Operator error can be difficult to predict and prevent. You can prevent operator errors from propagating throughout the system by implementing a time delay between the application of changes on the primary and remote site. If this time delay is large enough to ensure detection of operator error, changes on the remote site can be prevented so that the fault is contained at the primary site. This containment prevents the fault from propagating to the remote site. For details, see High Availability Versus Disaster Recovery.
Reconfiguration Around Faults
Reconfiguring the system around faults is a technique commonly employed in clusters. A faulty cluster node causes reconfiguration of the cluster to remove the faulty node from the cluster. Any cluster-aware services that were resident on the faulty node are started on one or more surviving nodes in the cluster. Reconfiguration around faults can be a complicated process. The paragraphs that follow examine this process in more detail.
A number of features in the Solaris operating environment allow system reconfiguration around faults without requiring clustering software. These features are:
Dynamic reconfiguration (DR)
Internet protocol multipathing (IPMP)
I/O multipathing (Sun StorEdge™ Traffic Manager)
Alternate pathing (AP)
DR attaches and detaches system components to an active Solaris operating environment system without causing an outage. Thus, DR is often used for servicing components. Note that DR does not include the fault detection, isolation, containment, or reconfiguration capabilities available in Sun Cluster software.
IPMP automatically reconfigures around failed network connections.
I/O multipathing balances loads across host bus adapters (HBAs). This feature, which is also known as MPxIO, was implemented in the Solaris 8 operating environment with kernel patch 108528-07 for SPARC ¨-based systems and 108529-07 for Intel-based systems.
AP reconfigures around failed network and storage paths. AP is somewhat limited in capability, and its use is discouraged in favor of IPMP and the Sun StorEdge Traffic Manager.
Future plans include tighter alignment and integration between these Solaris operating environment features and Sun Cluster software.
Fault prediction is the process of observing a component over time to predict when a fault is likely. Fault prediction works best when the component includes a consumable subcomponent or a subcomponent that has known decay properties. For example, an automobile computer knows the amount of fuel in the fuel tank and the instantaneous consumption rate. The computer can predict when the fuel tank will be empty a state that would cause a fault condition. This information is displayed to the driver, who can take corrective action.

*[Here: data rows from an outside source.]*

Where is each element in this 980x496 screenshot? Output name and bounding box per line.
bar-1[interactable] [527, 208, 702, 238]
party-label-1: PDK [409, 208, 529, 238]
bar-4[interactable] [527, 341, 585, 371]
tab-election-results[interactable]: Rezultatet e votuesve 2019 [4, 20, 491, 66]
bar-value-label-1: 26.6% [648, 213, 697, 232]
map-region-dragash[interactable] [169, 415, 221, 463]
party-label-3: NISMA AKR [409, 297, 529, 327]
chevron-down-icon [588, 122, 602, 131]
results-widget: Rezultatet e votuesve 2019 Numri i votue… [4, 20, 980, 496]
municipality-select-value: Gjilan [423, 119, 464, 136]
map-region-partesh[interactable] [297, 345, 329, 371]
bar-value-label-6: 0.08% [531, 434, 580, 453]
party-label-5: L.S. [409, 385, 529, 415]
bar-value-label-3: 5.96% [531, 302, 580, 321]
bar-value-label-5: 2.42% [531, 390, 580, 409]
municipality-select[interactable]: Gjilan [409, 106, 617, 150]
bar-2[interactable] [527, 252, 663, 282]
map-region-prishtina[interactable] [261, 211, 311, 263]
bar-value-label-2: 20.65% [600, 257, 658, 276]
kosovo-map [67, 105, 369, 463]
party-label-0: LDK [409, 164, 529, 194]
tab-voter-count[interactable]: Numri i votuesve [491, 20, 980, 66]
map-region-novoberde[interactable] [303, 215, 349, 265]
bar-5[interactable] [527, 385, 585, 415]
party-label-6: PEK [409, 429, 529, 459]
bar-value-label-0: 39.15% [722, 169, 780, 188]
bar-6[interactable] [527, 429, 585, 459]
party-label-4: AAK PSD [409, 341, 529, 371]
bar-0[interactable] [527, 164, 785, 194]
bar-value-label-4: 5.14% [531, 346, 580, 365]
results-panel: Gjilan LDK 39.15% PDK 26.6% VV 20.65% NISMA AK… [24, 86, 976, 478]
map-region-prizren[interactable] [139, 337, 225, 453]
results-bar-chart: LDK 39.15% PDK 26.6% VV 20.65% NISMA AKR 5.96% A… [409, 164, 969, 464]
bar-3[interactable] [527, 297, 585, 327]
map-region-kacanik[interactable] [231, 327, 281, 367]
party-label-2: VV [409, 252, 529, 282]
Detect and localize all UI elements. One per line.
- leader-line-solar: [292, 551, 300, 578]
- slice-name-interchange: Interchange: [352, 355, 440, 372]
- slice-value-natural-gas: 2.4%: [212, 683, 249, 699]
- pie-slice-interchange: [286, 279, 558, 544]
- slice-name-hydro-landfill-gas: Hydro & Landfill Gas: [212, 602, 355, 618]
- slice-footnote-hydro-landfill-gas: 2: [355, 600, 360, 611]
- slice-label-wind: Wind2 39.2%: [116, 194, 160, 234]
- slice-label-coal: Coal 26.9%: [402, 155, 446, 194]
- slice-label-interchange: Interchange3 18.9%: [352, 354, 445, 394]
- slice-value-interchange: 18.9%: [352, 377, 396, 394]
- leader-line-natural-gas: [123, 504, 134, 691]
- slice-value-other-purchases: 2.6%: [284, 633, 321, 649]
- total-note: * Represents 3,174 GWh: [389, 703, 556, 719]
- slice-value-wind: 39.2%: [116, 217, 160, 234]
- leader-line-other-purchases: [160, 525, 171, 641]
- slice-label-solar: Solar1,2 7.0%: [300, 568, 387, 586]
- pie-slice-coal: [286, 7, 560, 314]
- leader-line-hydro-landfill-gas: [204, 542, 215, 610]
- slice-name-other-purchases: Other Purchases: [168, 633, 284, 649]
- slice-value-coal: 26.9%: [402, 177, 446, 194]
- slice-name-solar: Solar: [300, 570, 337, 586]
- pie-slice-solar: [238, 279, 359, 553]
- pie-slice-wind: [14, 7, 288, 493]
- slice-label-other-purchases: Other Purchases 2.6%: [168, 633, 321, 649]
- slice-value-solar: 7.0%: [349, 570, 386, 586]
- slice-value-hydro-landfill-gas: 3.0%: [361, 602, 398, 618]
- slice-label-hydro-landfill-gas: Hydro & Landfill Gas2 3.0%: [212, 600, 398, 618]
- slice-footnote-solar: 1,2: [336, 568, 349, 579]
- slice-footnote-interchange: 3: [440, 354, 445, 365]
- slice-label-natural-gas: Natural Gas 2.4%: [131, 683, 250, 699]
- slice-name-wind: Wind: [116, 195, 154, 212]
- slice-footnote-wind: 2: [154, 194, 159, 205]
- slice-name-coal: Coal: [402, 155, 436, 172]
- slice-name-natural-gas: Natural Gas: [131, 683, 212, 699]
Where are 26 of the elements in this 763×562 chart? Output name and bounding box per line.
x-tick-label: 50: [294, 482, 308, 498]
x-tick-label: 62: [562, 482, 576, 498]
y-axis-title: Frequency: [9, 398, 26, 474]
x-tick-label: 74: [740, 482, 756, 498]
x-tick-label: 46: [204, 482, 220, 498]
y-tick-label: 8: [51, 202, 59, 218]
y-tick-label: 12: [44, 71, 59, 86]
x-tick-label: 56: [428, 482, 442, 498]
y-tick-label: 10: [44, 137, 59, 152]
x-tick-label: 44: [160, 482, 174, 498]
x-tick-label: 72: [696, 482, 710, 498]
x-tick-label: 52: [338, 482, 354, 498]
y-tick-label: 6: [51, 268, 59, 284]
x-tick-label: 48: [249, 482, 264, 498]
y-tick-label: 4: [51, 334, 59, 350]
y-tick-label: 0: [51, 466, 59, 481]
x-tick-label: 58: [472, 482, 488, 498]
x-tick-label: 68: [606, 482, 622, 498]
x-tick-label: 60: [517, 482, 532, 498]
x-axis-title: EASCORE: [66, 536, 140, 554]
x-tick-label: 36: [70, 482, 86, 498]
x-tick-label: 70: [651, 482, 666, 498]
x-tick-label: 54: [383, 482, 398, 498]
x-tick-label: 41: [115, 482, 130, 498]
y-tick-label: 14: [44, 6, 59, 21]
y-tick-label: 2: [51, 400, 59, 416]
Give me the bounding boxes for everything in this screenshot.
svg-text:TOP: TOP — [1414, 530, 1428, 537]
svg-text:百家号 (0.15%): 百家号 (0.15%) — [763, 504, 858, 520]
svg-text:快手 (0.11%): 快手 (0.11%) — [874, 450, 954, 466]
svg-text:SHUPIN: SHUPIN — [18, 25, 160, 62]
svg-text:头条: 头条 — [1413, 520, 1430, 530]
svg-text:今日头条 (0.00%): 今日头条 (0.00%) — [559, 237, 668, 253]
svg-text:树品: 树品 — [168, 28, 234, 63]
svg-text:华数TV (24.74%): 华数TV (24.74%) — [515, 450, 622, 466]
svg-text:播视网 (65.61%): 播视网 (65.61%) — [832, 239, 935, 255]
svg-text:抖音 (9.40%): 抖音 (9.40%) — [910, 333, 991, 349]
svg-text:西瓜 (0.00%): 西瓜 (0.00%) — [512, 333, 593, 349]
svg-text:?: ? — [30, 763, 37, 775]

Practical fault prediction in computer systems today focuses primarily on storage media. Magnetic media, in particular, has behavior that can be used to predict when the ability to store and retrieve data will fall out of tolerance and result in a read failure in the future. For disks, this information is reported to the Solaris operating environment as soft errors. These errors, along with predictive failure information, can be examined using the iostat (1M) or kstat (1M) command.
Unfortunately, a large number of unpredictable faults can occur in computer systems. Software bugs make software prone to unpredictable faults.